La mamma arrivò e disse al lupo: “Prima devi passare sul mio cadavere d’accordo?” E il lupo disse: “Okay, ma quando mi ricrescerà la zanna verrò alla tua porta e busserò così forte che le pareti cadranno e tu e i tuoi stupidi porcellini uscirete e io vi mangerò, capito bene?” La mamma pallida come un cencio dentro di sé pensava: “Ma quando gli ricrescerà la zanna? Forse, visto che siamo a maggio magari a luglio e…ci mangerà. Bambini torniamo a casa e aspettiamo l’arrivo del lupo, intanto mangiamo la lepre che ho cacciato quando eravate a farvi le case. A proposito di case: non vi farò più uscire, se non per andare a cacciare insieme…”

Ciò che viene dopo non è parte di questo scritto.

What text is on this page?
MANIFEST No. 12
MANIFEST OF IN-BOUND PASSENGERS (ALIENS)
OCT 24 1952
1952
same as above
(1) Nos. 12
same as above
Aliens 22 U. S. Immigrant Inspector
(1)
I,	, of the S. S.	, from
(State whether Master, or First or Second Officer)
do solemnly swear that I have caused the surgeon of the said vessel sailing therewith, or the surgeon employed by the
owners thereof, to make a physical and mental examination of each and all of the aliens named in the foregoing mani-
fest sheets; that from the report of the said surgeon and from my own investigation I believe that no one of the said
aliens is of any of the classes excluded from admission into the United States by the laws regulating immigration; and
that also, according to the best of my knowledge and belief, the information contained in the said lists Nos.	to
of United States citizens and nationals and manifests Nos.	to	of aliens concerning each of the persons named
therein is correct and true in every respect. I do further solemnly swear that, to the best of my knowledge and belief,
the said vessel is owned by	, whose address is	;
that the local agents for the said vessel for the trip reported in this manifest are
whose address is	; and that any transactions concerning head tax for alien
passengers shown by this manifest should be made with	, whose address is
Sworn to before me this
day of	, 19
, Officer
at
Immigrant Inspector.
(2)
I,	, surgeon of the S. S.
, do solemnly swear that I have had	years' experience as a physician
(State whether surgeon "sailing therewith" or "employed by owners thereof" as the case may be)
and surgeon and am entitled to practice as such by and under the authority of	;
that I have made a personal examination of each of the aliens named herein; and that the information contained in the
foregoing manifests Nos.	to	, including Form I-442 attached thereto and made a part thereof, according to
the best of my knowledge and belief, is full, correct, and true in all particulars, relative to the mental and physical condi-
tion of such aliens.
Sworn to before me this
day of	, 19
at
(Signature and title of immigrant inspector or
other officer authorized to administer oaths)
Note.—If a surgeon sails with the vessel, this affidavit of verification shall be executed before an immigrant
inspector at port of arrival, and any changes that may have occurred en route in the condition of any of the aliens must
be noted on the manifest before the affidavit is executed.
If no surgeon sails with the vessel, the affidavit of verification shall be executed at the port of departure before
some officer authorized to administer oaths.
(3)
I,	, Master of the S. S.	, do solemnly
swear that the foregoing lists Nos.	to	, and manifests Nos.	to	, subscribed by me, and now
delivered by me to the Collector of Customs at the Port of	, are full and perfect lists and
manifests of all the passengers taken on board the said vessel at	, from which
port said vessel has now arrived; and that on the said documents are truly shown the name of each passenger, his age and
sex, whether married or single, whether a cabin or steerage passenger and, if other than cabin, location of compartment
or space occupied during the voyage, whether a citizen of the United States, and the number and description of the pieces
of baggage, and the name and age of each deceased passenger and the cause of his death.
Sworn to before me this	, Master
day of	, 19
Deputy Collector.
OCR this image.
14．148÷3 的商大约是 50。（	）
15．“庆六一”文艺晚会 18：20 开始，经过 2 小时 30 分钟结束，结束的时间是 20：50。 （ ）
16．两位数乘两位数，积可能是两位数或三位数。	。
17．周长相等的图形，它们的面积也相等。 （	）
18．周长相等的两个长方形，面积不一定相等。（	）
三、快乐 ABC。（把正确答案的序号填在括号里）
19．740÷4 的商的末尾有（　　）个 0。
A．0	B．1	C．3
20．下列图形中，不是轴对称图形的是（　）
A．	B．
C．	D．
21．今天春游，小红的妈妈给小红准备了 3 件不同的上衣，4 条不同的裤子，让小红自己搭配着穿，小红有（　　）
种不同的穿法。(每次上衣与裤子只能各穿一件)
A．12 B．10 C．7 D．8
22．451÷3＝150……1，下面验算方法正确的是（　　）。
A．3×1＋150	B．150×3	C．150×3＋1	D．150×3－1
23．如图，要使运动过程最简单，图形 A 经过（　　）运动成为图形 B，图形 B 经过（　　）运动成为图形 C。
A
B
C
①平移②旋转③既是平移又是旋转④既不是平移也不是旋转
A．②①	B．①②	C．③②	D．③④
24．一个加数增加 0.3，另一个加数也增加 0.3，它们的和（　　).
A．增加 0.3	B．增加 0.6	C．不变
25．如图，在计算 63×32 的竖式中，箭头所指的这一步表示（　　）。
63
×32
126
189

Anna, pur avendo solo otto anni, riesce ad accompagnare il lettore dentro i pensieri della mamma e a farci vivere le sue emozioni (pallida come un cencio dentro di sé pensava: –quando gli ricrescerà la zanna?), mostrando che il pericolo non sempre può essere allontanato una volta per tutte, ma può ripresentarsi. Nel frattempo, occorre proseguire con la propria vita e prepararsi… a proteggere e a custodire l’infanzia.